Linking disparate information resources into a cohesive knowledge base involves solving a number of vexing interoperability issues. Even if we adopt unambiguous standards for required metadata and agree completely on the semantics, we still have a serious problem in resolving individual field values. The quality of information (QoI) is the issue.

Integrated research environments for scientists and engineers will have many problems related to the integration of fielded information. Consider bibliographic records as an example. Here we have fields (attributes) such as title, author names, author affiliations, journal name, date of publication, etc. If we were to attempt to merge multiple bibliographic databases from several sources, we would have to grapple directly with the issue of object identity: when are two records denoting the same object? It might be quite difficult, indeed undecidable in general, to make these associations. However, when domain knowledge is introduced the problem becomes more tractable.

In earlier work [3,2,1,4], we have used lexical methods and clustering analysis for this problem and have had excellent results. However, it has become clear that we are at the limit of what can be achieved by syntactic methods alone. To make further progress we must introduce additional knowledge into the process, first general knowledge and finally very specific domain knowledge. We are now considering approaches involving combining evidence to improve belief and that appears to be promising.

Librarians attempt to solve this problem by use of a controlled vocabulary; they refer to this as authority control. An authority file is used to keep track of all permissible strings allowable in a field.
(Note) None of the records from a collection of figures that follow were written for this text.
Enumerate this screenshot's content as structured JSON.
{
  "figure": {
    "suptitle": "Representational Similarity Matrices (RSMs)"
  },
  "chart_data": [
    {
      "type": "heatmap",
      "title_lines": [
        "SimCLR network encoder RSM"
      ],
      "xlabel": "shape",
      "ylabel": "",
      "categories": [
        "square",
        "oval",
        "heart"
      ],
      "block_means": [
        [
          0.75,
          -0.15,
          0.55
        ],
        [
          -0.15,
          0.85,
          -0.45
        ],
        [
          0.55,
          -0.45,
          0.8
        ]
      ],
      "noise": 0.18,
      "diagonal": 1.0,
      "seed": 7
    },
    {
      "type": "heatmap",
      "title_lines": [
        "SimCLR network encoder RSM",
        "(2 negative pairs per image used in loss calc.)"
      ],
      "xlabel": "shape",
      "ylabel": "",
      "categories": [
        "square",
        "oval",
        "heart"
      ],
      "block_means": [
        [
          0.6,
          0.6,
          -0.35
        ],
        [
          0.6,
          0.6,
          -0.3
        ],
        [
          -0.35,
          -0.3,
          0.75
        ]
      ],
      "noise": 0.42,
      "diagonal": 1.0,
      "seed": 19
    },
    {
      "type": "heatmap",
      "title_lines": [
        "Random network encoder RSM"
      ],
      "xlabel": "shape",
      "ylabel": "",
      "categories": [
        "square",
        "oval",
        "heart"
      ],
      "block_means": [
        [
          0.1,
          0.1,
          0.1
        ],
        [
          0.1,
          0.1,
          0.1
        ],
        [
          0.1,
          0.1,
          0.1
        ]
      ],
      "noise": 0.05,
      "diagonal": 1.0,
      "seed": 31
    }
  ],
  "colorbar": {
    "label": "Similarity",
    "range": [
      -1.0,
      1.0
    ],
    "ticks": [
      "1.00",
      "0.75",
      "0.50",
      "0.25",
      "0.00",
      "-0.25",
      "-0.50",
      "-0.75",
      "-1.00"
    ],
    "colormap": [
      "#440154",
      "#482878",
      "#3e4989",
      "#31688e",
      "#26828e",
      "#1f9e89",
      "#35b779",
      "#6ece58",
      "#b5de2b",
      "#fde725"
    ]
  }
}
We believe that strict authority control will prove to be impossible in a dynamic information environment and view our approach toward value resolution as mitigating the lack of authority control, a more realistic goal.

  1. J. C. French, A. L. Powell, and W. R. C. III, ``Efficient Searching in Distributed Digital Libraries,'' Proceedings of the 3rd ACM International Conference on Digital Libraries (DL '98), Pittsburgh, PA, 23-26 June 1998.
  2. J. C. French, A. L. Powell, and E. Schulman, ``Applications of Approximate Word Matching in Information Retrieval,'' Proceedings of the 6th International Conference on Information and Knowledge Management (CIKM '97), pages 9-15, Las Vegas, Nevada, 10-14 November 1997.
  3. J. C. French, A. L. Powell, E. Schulman, and J. L. Pfaltz, ``Automating the Construction of Authority Files in Digital Libraries: A Case Study,'' in C. Peters and C. Thanos, eds., First European Conference on Research and Advanced Technology for Digital Libraries, volume 1324 of Lecture Notes in Computer Science, pages 55-71, Pisa, 1-3 September 1997. Springer-Verlag.
  4. E. Schulman, J. C. French, A. L. Powell, G. Eichhorn, M. J. Kurtz, and S. S. Murray, ``Trends in Astronomical Publication Between 1975 and 1996,'' Publication of the Astronomical Society of the Pacific, 109:1278-1284, 1997.

This work supported in part by DARPA contract N66001-97-C-8542, NSF grant CDA-9529253, and NASA GSRP NGT5-50062.